Les chercheurs n’ont aucune idée de la façon dont les deux oiseaux parents ont réussi à se reproduire, car les tangaras se cachent généralement dans la canopée des forêts matures tandis que les cardinals à poitrine rose sont heureux en plein air, à la lisière des forêts. Toews a expliqué que les deux espèces ont des préférences de nidification très divergentes, ce qui rend leur tentative de reproduction réussie d’autant plus mystérieuse.

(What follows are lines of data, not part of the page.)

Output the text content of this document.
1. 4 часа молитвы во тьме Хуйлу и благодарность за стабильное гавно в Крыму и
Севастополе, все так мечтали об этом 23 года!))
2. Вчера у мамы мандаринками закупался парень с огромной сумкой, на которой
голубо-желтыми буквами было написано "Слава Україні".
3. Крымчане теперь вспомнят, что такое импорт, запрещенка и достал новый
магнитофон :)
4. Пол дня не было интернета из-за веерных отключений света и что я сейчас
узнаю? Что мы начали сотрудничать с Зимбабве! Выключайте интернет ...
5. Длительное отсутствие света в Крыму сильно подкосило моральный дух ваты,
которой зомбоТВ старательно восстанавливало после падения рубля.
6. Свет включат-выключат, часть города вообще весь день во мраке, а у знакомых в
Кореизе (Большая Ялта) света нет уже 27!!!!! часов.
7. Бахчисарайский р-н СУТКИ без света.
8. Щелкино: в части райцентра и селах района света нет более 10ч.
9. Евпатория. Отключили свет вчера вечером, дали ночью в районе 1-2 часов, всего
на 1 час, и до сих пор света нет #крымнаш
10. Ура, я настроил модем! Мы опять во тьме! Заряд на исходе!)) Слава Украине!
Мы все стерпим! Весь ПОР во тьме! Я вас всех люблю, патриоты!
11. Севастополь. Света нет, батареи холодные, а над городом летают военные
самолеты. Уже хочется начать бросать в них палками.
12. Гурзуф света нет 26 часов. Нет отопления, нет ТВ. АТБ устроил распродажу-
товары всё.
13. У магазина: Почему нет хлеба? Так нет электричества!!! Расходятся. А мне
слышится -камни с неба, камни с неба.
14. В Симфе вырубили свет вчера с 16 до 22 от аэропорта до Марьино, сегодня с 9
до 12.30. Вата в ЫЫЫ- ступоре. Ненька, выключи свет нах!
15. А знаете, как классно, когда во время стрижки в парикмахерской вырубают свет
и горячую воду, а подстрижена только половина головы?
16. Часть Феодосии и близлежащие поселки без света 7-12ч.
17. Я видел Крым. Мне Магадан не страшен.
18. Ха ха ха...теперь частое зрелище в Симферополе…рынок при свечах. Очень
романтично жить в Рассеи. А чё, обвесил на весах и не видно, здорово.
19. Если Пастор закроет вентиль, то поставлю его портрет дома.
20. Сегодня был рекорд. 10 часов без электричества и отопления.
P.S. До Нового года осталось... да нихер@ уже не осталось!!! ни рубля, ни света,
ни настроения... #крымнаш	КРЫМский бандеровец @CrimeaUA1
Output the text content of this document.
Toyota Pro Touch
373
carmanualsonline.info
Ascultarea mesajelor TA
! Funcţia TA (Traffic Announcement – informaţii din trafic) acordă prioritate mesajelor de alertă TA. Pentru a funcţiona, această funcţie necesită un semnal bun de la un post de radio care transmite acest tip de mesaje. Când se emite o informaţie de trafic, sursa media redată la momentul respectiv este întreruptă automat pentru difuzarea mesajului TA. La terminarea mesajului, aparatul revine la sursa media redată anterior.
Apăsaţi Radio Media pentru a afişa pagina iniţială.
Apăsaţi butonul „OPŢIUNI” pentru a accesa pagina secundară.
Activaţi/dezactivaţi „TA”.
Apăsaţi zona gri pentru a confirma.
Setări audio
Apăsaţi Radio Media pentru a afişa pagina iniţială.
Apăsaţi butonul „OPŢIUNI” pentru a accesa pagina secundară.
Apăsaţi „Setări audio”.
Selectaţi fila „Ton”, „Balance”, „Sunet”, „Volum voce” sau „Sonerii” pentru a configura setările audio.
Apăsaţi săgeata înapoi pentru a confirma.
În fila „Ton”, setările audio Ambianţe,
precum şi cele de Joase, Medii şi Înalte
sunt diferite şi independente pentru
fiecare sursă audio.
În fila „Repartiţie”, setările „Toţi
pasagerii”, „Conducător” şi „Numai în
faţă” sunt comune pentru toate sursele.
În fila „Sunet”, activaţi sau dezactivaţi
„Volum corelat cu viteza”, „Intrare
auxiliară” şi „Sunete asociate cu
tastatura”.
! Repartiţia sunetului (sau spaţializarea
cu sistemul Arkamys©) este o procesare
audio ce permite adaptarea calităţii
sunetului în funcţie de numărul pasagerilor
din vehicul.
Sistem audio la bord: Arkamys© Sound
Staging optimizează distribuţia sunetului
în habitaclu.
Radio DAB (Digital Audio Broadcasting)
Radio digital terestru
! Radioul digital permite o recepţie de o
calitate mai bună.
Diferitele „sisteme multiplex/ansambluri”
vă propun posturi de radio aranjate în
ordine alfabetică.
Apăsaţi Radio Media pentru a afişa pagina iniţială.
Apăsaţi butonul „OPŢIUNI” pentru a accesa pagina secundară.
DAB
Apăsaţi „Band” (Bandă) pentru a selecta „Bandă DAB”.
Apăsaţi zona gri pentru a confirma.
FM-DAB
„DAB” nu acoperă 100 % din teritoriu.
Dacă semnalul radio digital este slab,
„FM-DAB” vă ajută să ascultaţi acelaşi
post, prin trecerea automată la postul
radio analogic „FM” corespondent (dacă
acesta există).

En plus de l’analyse de l’ADN, les chercheurs ont étudié les caractéristiques acoustiques du chant de l’hybride. Cela ressemblait à un tangara lorsqu’il chantait, et cela a été confirmé par la comparaison de la bioacoustique des deux espèces. Étant donné que les oiseaux chanteurs apprennent généralement leurs cris du père, cette découverte impliquait que le tangara mâle était présent autour du nid au moins jusqu’à ce que la progéniture ait appris à imiter son cri.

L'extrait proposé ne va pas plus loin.